P-matrix and J-matrix approaches. Coulomb asymptotics in the harmonic oscillator representation of scattering theory

TL;DR

This paper explores the relationship between R- and P-matrix methods and the harmonic oscillator representation in quantum scattering, introducing a discrete P-matrix analogue and applying it to Coulomb asymptotics in nuclear calculations.

Contribution

It develops a discrete P-matrix analogue within the harmonic oscillator framework and demonstrates its application to Coulomb asymptotics in scattering theory.

Findings

Discrete P-matrix is equivalent to the usual P-matrix in the quasiclassical limit.

The approach enables calculation of resonant states and phase shifts in oscillator-based models.

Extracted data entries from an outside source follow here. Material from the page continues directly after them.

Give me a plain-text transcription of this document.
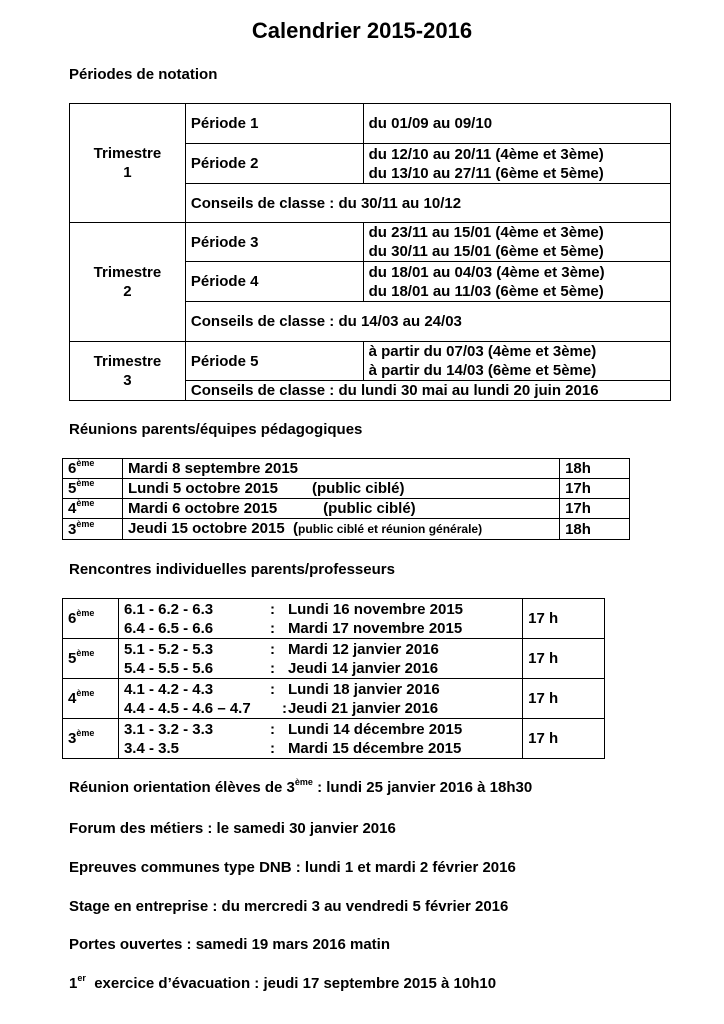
Calendrier 2015-2016
Périodes de notation
Trimestre
1	Période 1	du 01/09 au 09/10

	Période 2	du 12/10 au 20/11 (4ème et 3ème)
du 13/10 au 27/11 (6ème et 5ème)

	Conseils de classe : du 30/11 au 10/12	

Trimestre
2	Période 3	du 23/11 au 15/01 (4ème et 3ème)
du 30/11 au 15/01 (6ème et 5ème)

	Période 4	du 18/01 au 04/03 (4ème et 3ème)
du 18/01 au 11/03 (6ème et 5ème)

	Conseils de classe : du 14/03 au 24/03	

Trimestre
3	Période 5	à partir du 07/03 (4ème et 3ème)
à partir du 14/03 (6ème et 5ème)

	Conseils de classe : du lundi 30 mai au lundi 20 juin 2016	
Réunions parents/équipes pédagogiques
6ème	Mardi 8 septembre 2015	18h
5ème	Lundi 5 octobre 2015 (public ciblé)	17h
4ème	Mardi 6 octobre 2015 (public ciblé)	17h
3ème	Jeudi 15 octobre 2015 (public ciblé et réunion générale)	18h
Rencontres individuelles parents/professeurs
6ème	6.1 - 6.2 - 6.3 : Lundi 16 novembre 2015
6.4 - 6.5 - 6.6 : Mardi 17 novembre 2015	17 h
5ème	5.1 - 5.2 - 5.3 : Mardi 12 janvier 2016
5.4 - 5.5 - 5.6 : Jeudi 14 janvier 2016	17 h
4ème	4.1 - 4.2 - 4.3 : Lundi 18 janvier 2016
4.4 - 4.5 - 4.6 – 4.7 :Jeudi 21 janvier 2016	17 h
3ème	3.1 - 3.2 - 3.3 : Lundi 14 décembre 2015
3.4 - 3.5 : Mardi 15 décembre 2015	17 h
Réunion orientation élèves de 3ème : lundi 25 janvier 2016 à 18h30
Forum des métiers : le samedi 30 janvier 2016
Epreuves communes type DNB : lundi 1 et mardi 2 février 2016
Stage en entreprise : du mercredi 3 au vendredi 5 février 2016
Portes ouvertes : samedi 19 mars 2016 matin
1er  exercice d’évacuation : jeudi 17 septembre 2015 à 10h10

Method effectively incorporates Coulomb asymptotics in nuclear scattering calculations.

Abstract

The relation between the R- and P-matrix approaches and the harmonic oscillator representation of the quantum scattering theory (J-matrix method) is discussed. We construct a discrete analogue of the P-matrix that is shown to be equivalent to the usual P-matrix in the quasiclassical limit. A definition of the natural channel radius is introduced. As a result, it is shown to be possible to use well-developed technique of R- and P-matrix theory for calculation of resonant states characteristics, scattering phase shifts, etc., in the approaches based on harmonic oscillator expansions, e.g., in nuclear shell-model calculations. P-matrix is used also for formulation of the method of treating Coulomb asymptotics in the scattering theory in oscillator representation.